Matthew glanced at his phone. It was early yet, “Can I finish my story? We’ve got half an hour at least. It’s six blocks away, on 19th. 6:45 warm-up… we leave here by 6:40? Should give us time. I’m not done with my drink. It’s only 6:00. Circle isn’t until 7:15. I usually show up about then, still an hour forty-five left to dance… but we can go early too, walk first, if you want?”
Cindy needed to move and not drink anymore, could feel the weed inside her head, intensified by the cider she’d had and Zoloft, wished she’d eaten something other than ice cream, “Can we walk? I need to move a little, before we get there, I think. Get some air, drink water. Story? Oh yeah, your father and that song, right? Gordon Lightship? Tell me while we walk?”

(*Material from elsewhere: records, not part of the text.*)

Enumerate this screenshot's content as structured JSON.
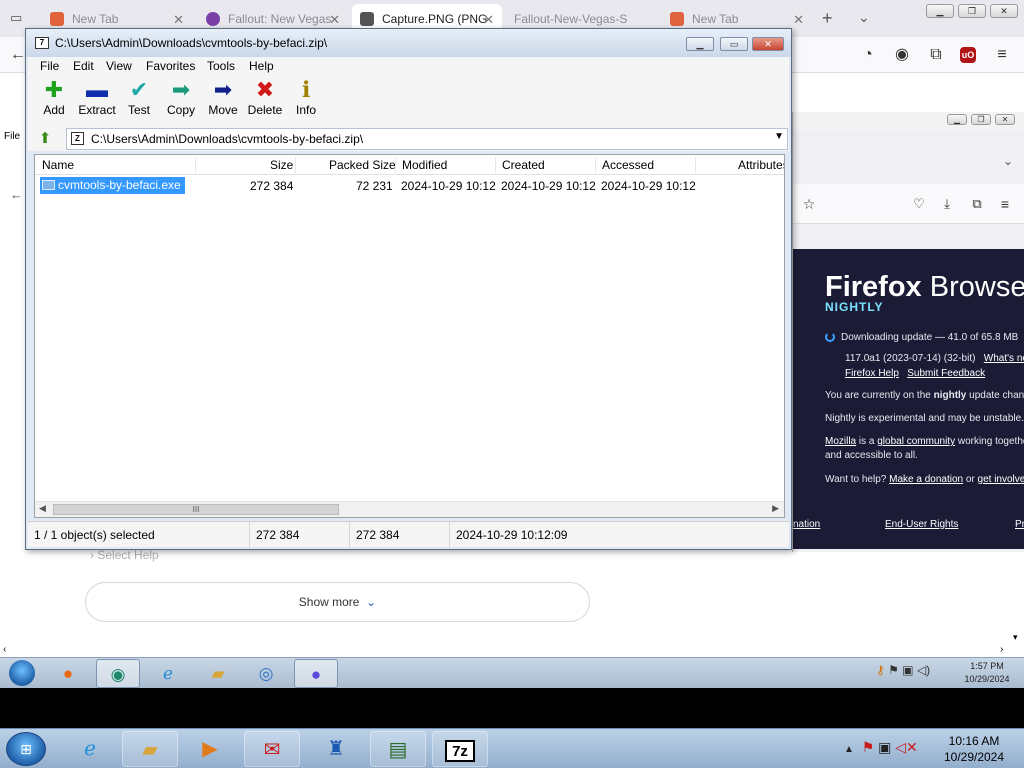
{
  "browser": {
    "tabs": [
      {
        "title": "New Tab",
        "fav_color": "#e0633d"
      },
      {
        "title": "Fallout: New Vegas",
        "fav_color": "#7b3fa8"
      },
      {
        "title": "Capture.PNG (PNG",
        "fav_color": "#555555"
      },
      {
        "title": "Fallout-New-Vegas-S",
        "fav_color": "#cccccc"
      },
      {
        "title": "New Tab",
        "fav_color": "#e0633d"
      }
    ],
    "ublock_label": "uO"
  },
  "about": {
    "brand_light": "Firefox",
    "brand_rest": " Browser",
    "channel": "NIGHTLY",
    "downloading": "Downloading update — 41.0 of 65.8 MB",
    "version": "117.0a1 (2023-07-14) (32-bit)",
    "whats_new": "What's new",
    "firefox_help": "Firefox Help",
    "submit_feedback": "Submit Feedback",
    "channel_note_pre": "You are currently on the ",
    "channel_note_bold": "nightly",
    "channel_note_post": " update channe",
    "experimental": "Nightly is experimental and may be unstable.",
    "mozilla": "Mozilla",
    "is_a": " is a ",
    "global_community": "global community",
    "working": " working togethe",
    "accessible": "and accessible to all.",
    "want_help": "Want to help? ",
    "donation": "Make a donation",
    "or": " or ",
    "get_involved": "get involved!",
    "footer_left": "nation",
    "footer_mid": "End-User Rights",
    "footer_right": "Pr"
  },
  "behind": {
    "select_help": "Select Help",
    "show_more": "Show more"
  },
  "sevenzip": {
    "title": "C:\\Users\\Admin\\Downloads\\cvmtools-by-befaci.zip\\",
    "menu": [
      "File",
      "Edit",
      "View",
      "Favorites",
      "Tools",
      "Help"
    ],
    "toolbar": [
      {
        "label": "Add",
        "icon": "plus-icon",
        "glyph": "✚",
        "color": "#1fa31f"
      },
      {
        "label": "Extract",
        "icon": "minus-icon",
        "glyph": "▬",
        "color": "#1030b0"
      },
      {
        "label": "Test",
        "icon": "check-icon",
        "glyph": "✔",
        "color": "#20a8a8"
      },
      {
        "label": "Copy",
        "icon": "copy-arrow-icon",
        "glyph": "➡",
        "color": "#1a9a7a"
      },
      {
        "label": "Move",
        "icon": "move-arrow-icon",
        "glyph": "➡",
        "color": "#10208a"
      },
      {
        "label": "Delete",
        "icon": "delete-x-icon",
        "glyph": "✖",
        "color": "#d01818"
      },
      {
        "label": "Info",
        "icon": "info-icon",
        "glyph": "ℹ",
        "color": "#a08000"
      }
    ],
    "path": "C:\\Users\\Admin\\Downloads\\cvmtools-by-befaci.zip\\",
    "columns": [
      "Name",
      "Size",
      "Packed Size",
      "Modified",
      "Created",
      "Accessed",
      "Attributes"
    ],
    "rows": [
      {
        "name": "cvmtools-by-befaci.exe",
        "size": "272 384",
        "packed": "72 231",
        "modified": "2024-10-29 10:12",
        "created": "2024-10-29 10:12",
        "accessed": "2024-10-29 10:12"
      }
    ],
    "status": {
      "selected": "1 / 1 object(s) selected",
      "size": "272 384",
      "packed": "272 384",
      "date": "2024-10-29 10:12:09"
    },
    "scroll_grip": "III"
  },
  "inner_taskbar": {
    "time": "1:57 PM",
    "date": "10/29/2024"
  },
  "taskbar": {
    "time": "10:16 AM",
    "date": "10/29/2024",
    "sevenzip_label": "7z"
  }
}
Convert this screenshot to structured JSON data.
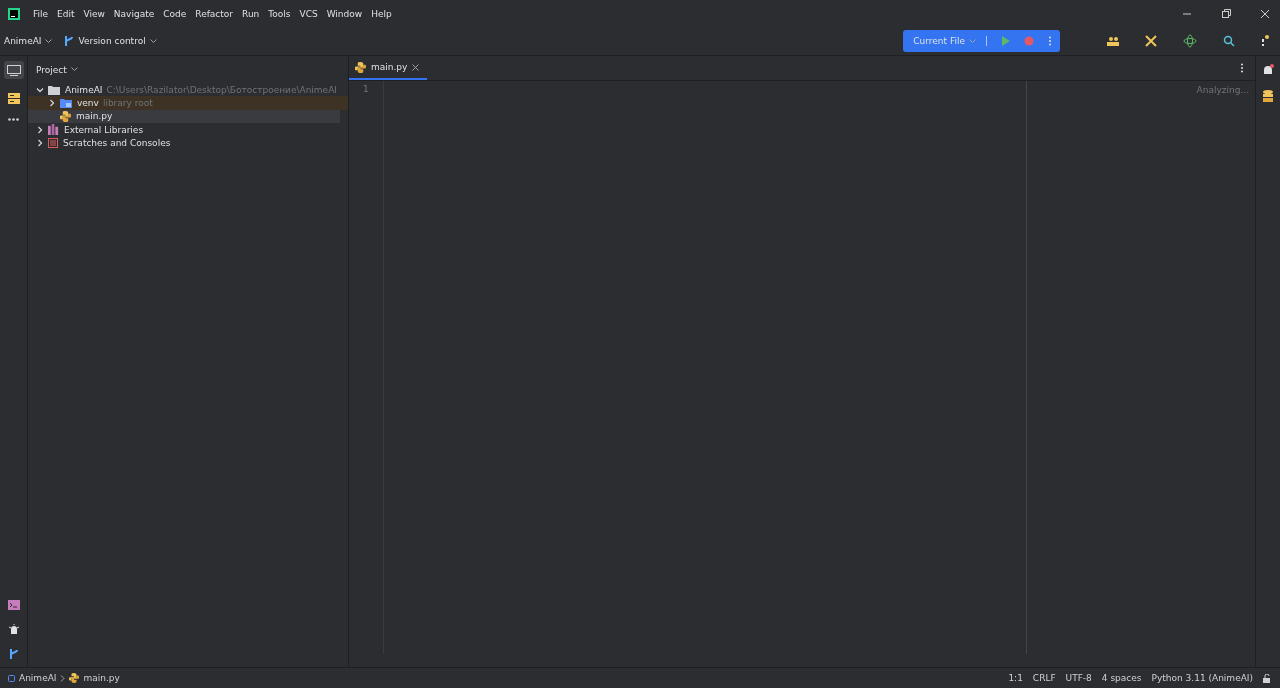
{
  "menu": [
    "File",
    "Edit",
    "View",
    "Navigate",
    "Code",
    "Refactor",
    "Run",
    "Tools",
    "VCS",
    "Window",
    "Help"
  ],
  "toolbar": {
    "project": "AnimeAI",
    "vcs": "Version control",
    "run_config": "Current File"
  },
  "project_panel": {
    "title": "Project",
    "tree": [
      {
        "label": "AnimeAI",
        "hint": "C:\\Users\\Razilator\\Desktop\\Ботостроение\\AnimeAI",
        "kind": "folder",
        "expanded": true,
        "selected": false,
        "highlighted": false,
        "children": [
          {
            "label": "venv",
            "hint": "library root",
            "kind": "venv",
            "expanded": false,
            "selected": false,
            "highlighted": true
          },
          {
            "label": "main.py",
            "kind": "python",
            "selected": true,
            "highlighted": false
          }
        ]
      },
      {
        "label": "External Libraries",
        "kind": "library",
        "expanded": false,
        "selected": false,
        "highlighted": false
      },
      {
        "label": "Scratches and Consoles",
        "kind": "scratches",
        "expanded": false,
        "selected": false,
        "highlighted": false
      }
    ]
  },
  "editor": {
    "tabs": [
      {
        "label": "main.py",
        "selected": true
      }
    ],
    "line_numbers": [
      "1"
    ],
    "status": "Analyzing..."
  },
  "status_bar": {
    "breadcrumbs": [
      "AnimeAI",
      "main.py"
    ],
    "items": [
      "1:1",
      "CRLF",
      "UTF-8",
      "4 spaces",
      "Python 3.11 (AnimeAI)"
    ]
  }
}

His face lit up. Enough poetry and he liked to engage in meaningful conversation while walking, liked a change of scenery, little delays to choose direction before you pick back up where you left off. Matthew loved to tell his story, believed in history, thought talk should be about actual things that happened and relations between them, not anything goes like everywhere seems anymore, facts be damned, make it up as you go or just regurgitate what you saw online. Gordon Lightship? Seriously? People would rather cherry pick or deliver loaded one-liners out of context for a laugh, than bother with research and knowing the way something actually occurred. Matthew fancied himself a minister of history. Knew a lot about his father’s death and shipwreck, knew a lot about a lot of things, had a memorial in his basement full of facts, “Yeah, sure… we can walk, get off Alberta Street, it’s so noisy and full of exhaust.”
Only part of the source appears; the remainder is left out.